At best, the status of the, what... hack? multimedia director? will be the one of video director, film director, the manager of the product. He or she's the one who receives the golden palms at Cannes, but who would never have been able to earn them just on their own. As twin sister (not a clone) of the cinematograph, cyber-literature (video + the link) will be an industry, with a few isolated craftsmen on the outer edge (and therefore with below-zero copyright).

= What exactly is a cutter?

It is called that because it seems to cut through the water. It's sturdy little naval vessel with a single mast. Cutters were an important part of naval fleets because they were quick and easy to operate. They were the favourite boats of pirates, smugglers and... maritime postal workers.

"Now that the earth is flat and the seas desalinated, it's time for our cutters to thread their way through the 6 billion (soon six and a half billion) stars that we are. And for them all to link up with each other." (The running cutter) Why do you use just your first name, instead of your full name?

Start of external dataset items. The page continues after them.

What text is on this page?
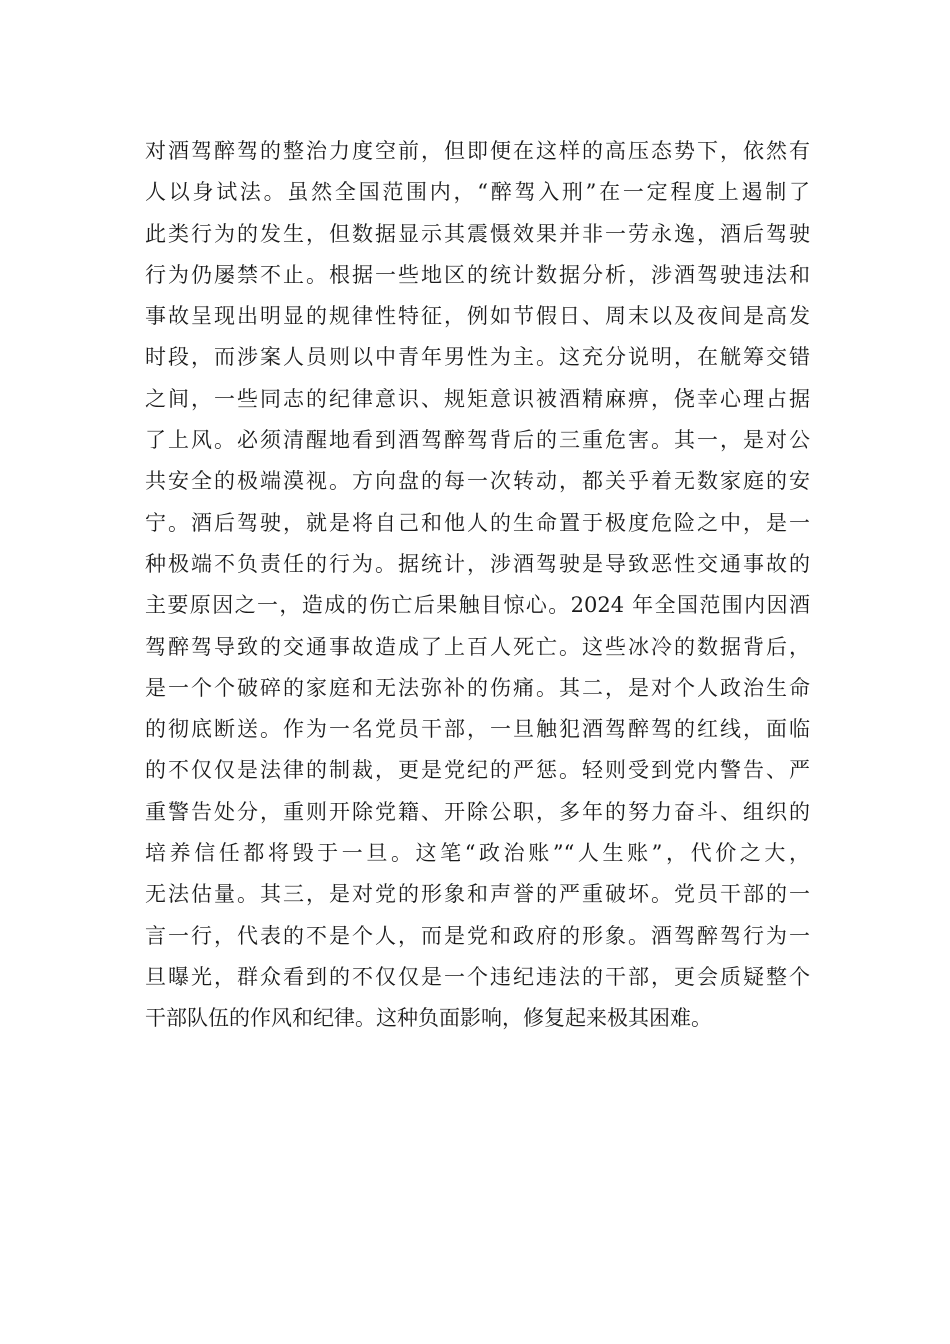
对酒驾醉驾的整治力度空前，但即便在这样的高压态势下，依然有
人以身试法。虽然全国范围内，“醉驾入刑”在一定程度上遏制了
此类行为的发生，但数据显示其震慑效果并非一劳永逸，酒后驾驶
行为仍屡禁不止。根据一些地区的统计数据分析，涉酒驾驶违法和
事故呈现出明显的规律性特征，例如节假日、周末以及夜间是高发
时段，而涉案人员则以中青年男性为主。这充分说明，在觥筹交错
之间，一些同志的纪律意识、规矩意识被酒精麻痹，侥幸心理占据
了上风。必须清醒地看到酒驾醉驾背后的三重危害。其一，是对公
共安全的极端漠视。方向盘的每一次转动，都关乎着无数家庭的安
宁。酒后驾驶，就是将自己和他人的生命置于极度危险之中，是一
种极端不负责任的行为。据统计，涉酒驾驶是导致恶性交通事故的
主要原因之一，造成的伤亡后果触目惊心。2024 年全国范围内因酒
驾醉驾导致的交通事故造成了上百人死亡。这些冰冷的数据背后，
是一个个破碎的家庭和无法弥补的伤痛。其二，是对个人政治生命
的彻底断送。作为一名党员干部，一旦触犯酒驾醉驾的红线，面临
的不仅仅是法律的制裁，更是党纪的严惩。轻则受到党内警告、严
重警告处分，重则开除党籍、开除公职，多年的努力奋斗、组织的
培养信任都将毁于一旦。这笔“政治账”“人生账”，代价之大，
无法估量。其三，是对党的形象和声誉的严重破坏。党员干部的一
言一行，代表的不是个人，而是党和政府的形象。酒驾醉驾行为一
旦曝光，群众看到的不仅仅是一个违纪违法的干部，更会质疑整个
干部队伍的作风和纪律。这种负面影响，修复起来极其困难。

My reasoning is that, on the Web, there's everything to be done. Except for CERN (European Center for Particule Research) and the Pentagon (which are going to make another web, designed just for their own use), nobody knows what exactly it offers us. So we can work freely while believing that probably everything is open. And use this unlimited, internal space as widely and quickly as possible before the rapacious star-spangled banners of 0 and 1 catch up with and overtake us.

But if it's just a matter of repeating the same things as before, what's the point?

This business of using a surname (directly linked to the copyright problem) takes us back to basics, to the central untouchable principle of our planet: private property. Within the space of a few centuries, we have been reduced to a name, just one name, all the "cleaner" because it has been stripped of all humanity and reduced to a social security barcode. It's not something natural, but a choice of the society, desired by managers. How could we run a modern society and give back to Caesar his due if each of us could change our administrative identity several times in our lives, from "Daredevil on Rollers" to "Motorcycle on the Curves" and then "Hippy Smoking on the Verandah" (you know, like me, that a simple software programme could easily take care of all this)? "Human nature is basically evil and all criminals take advantage of that. But we're here to protect you and your identity." (The Pentagon) And the first thing a down-and-out person does to assert themselves, someone whose papers are never in order, is to scribble their name on a billboard advertising some big commercial product.

On our site, we discreetly try something else.